= Edward Buck (lawyer) =

American lawyer and writer (1814–1876)

Edward Buck (October 6, 1814 – July 16, 1876) was an American lawyer and writer. He was the author of The Drift of the War (1861) and Massachusetts Ecclesiastical Law (1866).

== Biography ==
Buck, the fifth son of Gurdon and Susannah (Manwaring) Buck, and a descendant of Gov. Gurdon Saltonstall, of Connecticut, was born in New York City, Oct. 6, 1814. He graduated from Yale College in 1835. He studied law in New York City, and began practice there in 1838. In 1843 he removed to Boston, where he continued actively engaged in his profession until his death.

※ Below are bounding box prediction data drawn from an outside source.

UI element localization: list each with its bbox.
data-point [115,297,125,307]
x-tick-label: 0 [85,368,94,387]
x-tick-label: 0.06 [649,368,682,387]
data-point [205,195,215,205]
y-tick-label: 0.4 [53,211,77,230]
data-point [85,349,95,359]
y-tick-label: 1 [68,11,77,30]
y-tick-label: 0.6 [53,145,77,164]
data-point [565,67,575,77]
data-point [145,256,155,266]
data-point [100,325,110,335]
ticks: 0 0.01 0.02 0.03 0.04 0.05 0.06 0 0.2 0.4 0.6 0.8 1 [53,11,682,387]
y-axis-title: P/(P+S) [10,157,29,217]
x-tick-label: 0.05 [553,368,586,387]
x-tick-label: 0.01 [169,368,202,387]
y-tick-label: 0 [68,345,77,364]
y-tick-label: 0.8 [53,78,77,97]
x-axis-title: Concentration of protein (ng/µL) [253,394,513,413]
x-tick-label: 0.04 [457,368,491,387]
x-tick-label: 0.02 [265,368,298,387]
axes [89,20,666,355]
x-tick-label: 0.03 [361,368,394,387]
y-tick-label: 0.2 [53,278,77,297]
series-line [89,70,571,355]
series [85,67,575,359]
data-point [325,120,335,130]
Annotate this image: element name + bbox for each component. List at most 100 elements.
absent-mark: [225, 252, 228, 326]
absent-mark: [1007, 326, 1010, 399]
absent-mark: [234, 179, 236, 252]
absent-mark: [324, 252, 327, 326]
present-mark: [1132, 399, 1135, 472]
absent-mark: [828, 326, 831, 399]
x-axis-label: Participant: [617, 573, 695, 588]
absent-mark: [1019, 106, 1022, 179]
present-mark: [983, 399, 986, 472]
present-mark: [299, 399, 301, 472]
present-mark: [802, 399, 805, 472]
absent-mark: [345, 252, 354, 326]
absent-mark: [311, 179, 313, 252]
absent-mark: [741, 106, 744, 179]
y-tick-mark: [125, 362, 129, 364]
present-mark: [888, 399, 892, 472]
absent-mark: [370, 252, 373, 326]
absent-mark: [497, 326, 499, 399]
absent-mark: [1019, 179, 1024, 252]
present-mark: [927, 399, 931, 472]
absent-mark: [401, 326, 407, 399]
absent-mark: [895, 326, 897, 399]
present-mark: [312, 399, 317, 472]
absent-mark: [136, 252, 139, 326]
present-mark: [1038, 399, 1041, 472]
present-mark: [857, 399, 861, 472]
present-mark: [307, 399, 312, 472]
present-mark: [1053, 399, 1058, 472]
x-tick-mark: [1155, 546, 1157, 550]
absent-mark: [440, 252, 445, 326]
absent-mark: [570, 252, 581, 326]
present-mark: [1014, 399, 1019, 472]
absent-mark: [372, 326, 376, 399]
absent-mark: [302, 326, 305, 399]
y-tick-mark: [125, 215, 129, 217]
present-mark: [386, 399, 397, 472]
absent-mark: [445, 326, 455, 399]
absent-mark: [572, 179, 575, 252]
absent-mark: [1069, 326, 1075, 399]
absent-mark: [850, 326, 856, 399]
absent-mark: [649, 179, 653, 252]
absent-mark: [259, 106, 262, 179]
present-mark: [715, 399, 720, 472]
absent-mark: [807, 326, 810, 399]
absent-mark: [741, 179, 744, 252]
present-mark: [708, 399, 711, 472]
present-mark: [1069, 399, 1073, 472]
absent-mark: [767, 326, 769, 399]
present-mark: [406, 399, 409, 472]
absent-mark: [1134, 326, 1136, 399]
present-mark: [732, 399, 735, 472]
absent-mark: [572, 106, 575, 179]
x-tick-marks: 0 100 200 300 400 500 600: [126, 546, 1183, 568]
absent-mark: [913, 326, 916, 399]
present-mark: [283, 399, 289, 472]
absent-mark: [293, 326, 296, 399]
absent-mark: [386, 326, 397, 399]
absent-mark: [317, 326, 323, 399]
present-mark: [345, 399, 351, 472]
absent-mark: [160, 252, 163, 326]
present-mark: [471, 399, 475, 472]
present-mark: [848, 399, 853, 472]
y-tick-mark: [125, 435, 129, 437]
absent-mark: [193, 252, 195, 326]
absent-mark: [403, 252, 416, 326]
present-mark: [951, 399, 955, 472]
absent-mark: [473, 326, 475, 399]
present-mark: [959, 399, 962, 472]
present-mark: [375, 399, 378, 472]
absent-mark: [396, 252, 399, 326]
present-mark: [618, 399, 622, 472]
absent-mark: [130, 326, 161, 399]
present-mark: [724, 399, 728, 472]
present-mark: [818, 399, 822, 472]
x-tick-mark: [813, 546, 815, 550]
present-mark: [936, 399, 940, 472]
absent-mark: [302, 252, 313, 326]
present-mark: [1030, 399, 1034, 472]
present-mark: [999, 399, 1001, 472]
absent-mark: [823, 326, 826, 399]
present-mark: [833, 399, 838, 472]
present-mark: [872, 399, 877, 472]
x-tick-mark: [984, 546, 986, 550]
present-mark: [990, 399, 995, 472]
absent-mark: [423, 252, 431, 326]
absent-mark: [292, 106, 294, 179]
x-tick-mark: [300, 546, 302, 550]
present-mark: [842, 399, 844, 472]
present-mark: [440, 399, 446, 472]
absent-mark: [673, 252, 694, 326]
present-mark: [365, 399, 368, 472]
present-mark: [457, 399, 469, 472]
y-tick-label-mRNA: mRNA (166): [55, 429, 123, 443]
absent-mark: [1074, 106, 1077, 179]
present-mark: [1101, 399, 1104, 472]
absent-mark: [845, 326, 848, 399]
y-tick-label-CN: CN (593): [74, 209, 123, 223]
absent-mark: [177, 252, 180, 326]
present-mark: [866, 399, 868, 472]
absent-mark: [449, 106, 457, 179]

From 1854 onwards he lived in Andover, Massachusetts, where he died, July 16, 1876, at the age of 62. Buck was a frequent writer for the newspapers, and in 1866 published an important volume on Massachusetts Ecclesiastical Law (Boston, 8vo, 316 pp.). As a prominent Christian layman his interest in all educational and philanthropic matters was always intelligent and active. He married, June 8, 1841, Elizabeth Greene, daughter of Hon. Samuel Hubbard, of Boston, a Justice of the Supreme Court of Massachusetts. She survived him with their two children, a son and a daughter. The son graduated Yale in 1870.